Boeing workers have voted to end a seven-week strike after accepting a new wage offer that includes a 38% pay increase over the next four years. The agreement, approved by 59% of International Association of Machinists and Aerospace Workers (IAM) union members, also includes a one-time bonus of $12,000.
The strike, which began on September 13, involved approximately 33,000 Boeing workers across the West Coast. Workers went on strike calling for higher wages, greater job security and the restoration of the traditional pension plan, which had been frozen in 2014. Union members argued that compensation and benefits had not kept pace with rising productivity and inflation.
The workers rejected two offers from Boeing before finally accepting this third proposal, albeit without the reinstatement of the pension they had asked for.
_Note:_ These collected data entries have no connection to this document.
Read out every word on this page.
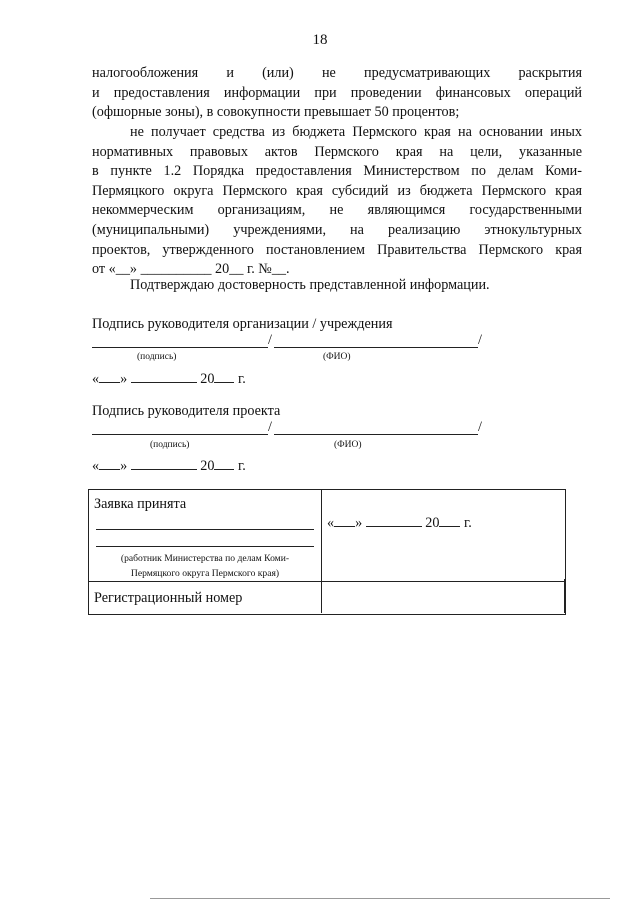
18
налогообложения и (или) не предусматривающих раскрытия
и предоставления информации при проведении финансовых операций
(офшорные зоны), в совокупности превышает 50 процентов;
не получает средства из бюджета Пермского края на основании иных
нормативных правовых актов Пермского края на цели, указанные
в пункте 1.2 Порядка предоставления Министерством по делам Коми-
Пермяцкого округа Пермского края субсидий из бюджета Пермского края
некоммерческим организациям, не являющимся государственными
(муниципальными) учреждениями, на реализацию этнокультурных
проектов, утвержденного постановлением Правительства Пермского края
от «__» __________ 20__ г. №__.
Подтверждаю достоверность представленной информации.
Подпись руководителя организации / учреждения
/	/
(подпись)	(ФИО)
« »	20 г.
Подпись руководителя проекта
/	/
(подпись)	(ФИО)
« »	20 г.
Заявка принята
(работник Министерства по делам Коми-
Пермяцкого округа Пермского края)
« »	20 г.
Регистрационный номер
The work stoppage has led to a significant slowdown in production, delaying deliveries of Boeing’s commercial jets and costing the company about $100 million a day. To help stabilize its finances, Boeing raised $24 billion last week, aiming to shore up cash flow amid daily losses and protect its credit rating. Boeing CEO Kelly Ortberg, who took over just weeks before the strike began, expressed hope to “reset” relations with the union and acknowledged the challenges ahead.
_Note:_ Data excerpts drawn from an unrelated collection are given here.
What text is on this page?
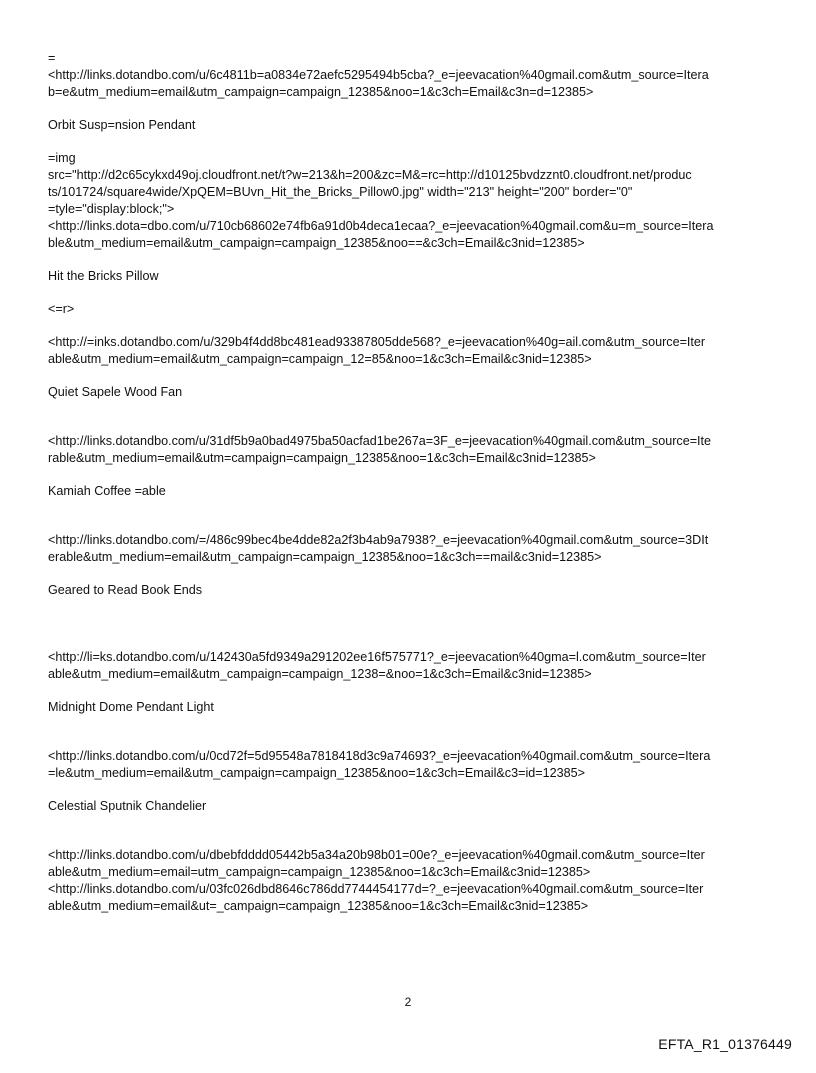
=

<http://links.dotandbo.com/u/6c4811b=a0834e72aefc5295494b5cba?_e=jeevacation%40gmail.com&utm_source=Itera

b=e&utm_medium=email&utm_campaign=campaign_12385&noo=1&c3ch=Email&c3n=d=12385>

Orbit Susp=nsion Pendant

=img

src="http://d2c65cykxd49oj.cloudfront.net/t?w=213&h=200&zc=M&=rc=http://d10125bvdzznt0.cloudfront.net/produc

ts/101724/square4wide/XpQEM=BUvn_Hit_the_Bricks_Pillow0.jpg" width="213" height="200" border="0"

=tyle="display:block;">

<http://links.dota=dbo.com/u/710cb68602e74fb6a91d0b4deca1ecaa?_e=jeevacation%40gmail.com&u=m_source=Itera

ble&utm_medium=email&utm_campaign=campaign_12385&noo==&c3ch=Email&c3nid=12385>

Hit the Bricks Pillow

<=r>

<http://=inks.dotandbo.com/u/329b4f4dd8bc481ead93387805dde568?_e=jeevacation%40g=ail.com&utm_source=Iter

able&utm_medium=email&utm_campaign=campaign_12=85&noo=1&c3ch=Email&c3nid=12385>

Quiet Sapele Wood Fan

<http://links.dotandbo.com/u/31df5b9a0bad4975ba50acfad1be267a=3F_e=jeevacation%40gmail.com&utm_source=Ite

rable&utm_medium=email&utm=campaign=campaign_12385&noo=1&c3ch=Email&c3nid=12385>

Kamiah Coffee =able

<http://links.dotandbo.com/=/486c99bec4be4dde82a2f3b4ab9a7938?_e=jeevacation%40gmail.com&utm_source=3DIt

erable&utm_medium=email&utm_campaign=campaign_12385&noo=1&c3ch==mail&c3nid=12385>

Geared to Read Book Ends

<http://li=ks.dotandbo.com/u/142430a5fd9349a291202ee16f575771?_e=jeevacation%40gma=l.com&utm_source=Iter

able&utm_medium=email&utm_campaign=campaign_1238=&noo=1&c3ch=Email&c3nid=12385>

Midnight Dome Pendant Light

<http://links.dotandbo.com/u/0cd72f=5d95548a7818418d3c9a74693?_e=jeevacation%40gmail.com&utm_source=Itera

=le&utm_medium=email&utm_campaign=campaign_12385&noo=1&c3ch=Email&c3=id=12385>

Celestial Sputnik Chandelier

<http://links.dotandbo.com/u/dbebfdddd05442b5a34a20b98b01=00e?_e=jeevacation%40gmail.com&utm_source=Iter

able&utm_medium=email=utm_campaign=campaign_12385&noo=1&c3ch=Email&c3nid=12385>

<http://links.dotandbo.com/u/03fc026dbd8646c786dd7744454177d=?_e=jeevacation%40gmail.com&utm_source=Iter

able&utm_medium=email&ut=_campaign=campaign_12385&noo=1&c3ch=Email&c3nid=12385>

2
EFTA_R1_01376449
With the end of the strike, workers are expected to return to work in phases, starting as early as Wednesday and continuing until mid-November. However, it may take several weeks for Boeing’s production to fully recover, as some workers will need retraining to meet production standards.
The strike impacted not only Boeing’s revenue but also a network of more than 10,000 suppliers spread across all 50 states, temporarily halting deliveries of new planes to airlines and causing logistical delays.
As one of the largest exporters in the United States, Boeing’s return to production is expected to benefit various industries related to its operations.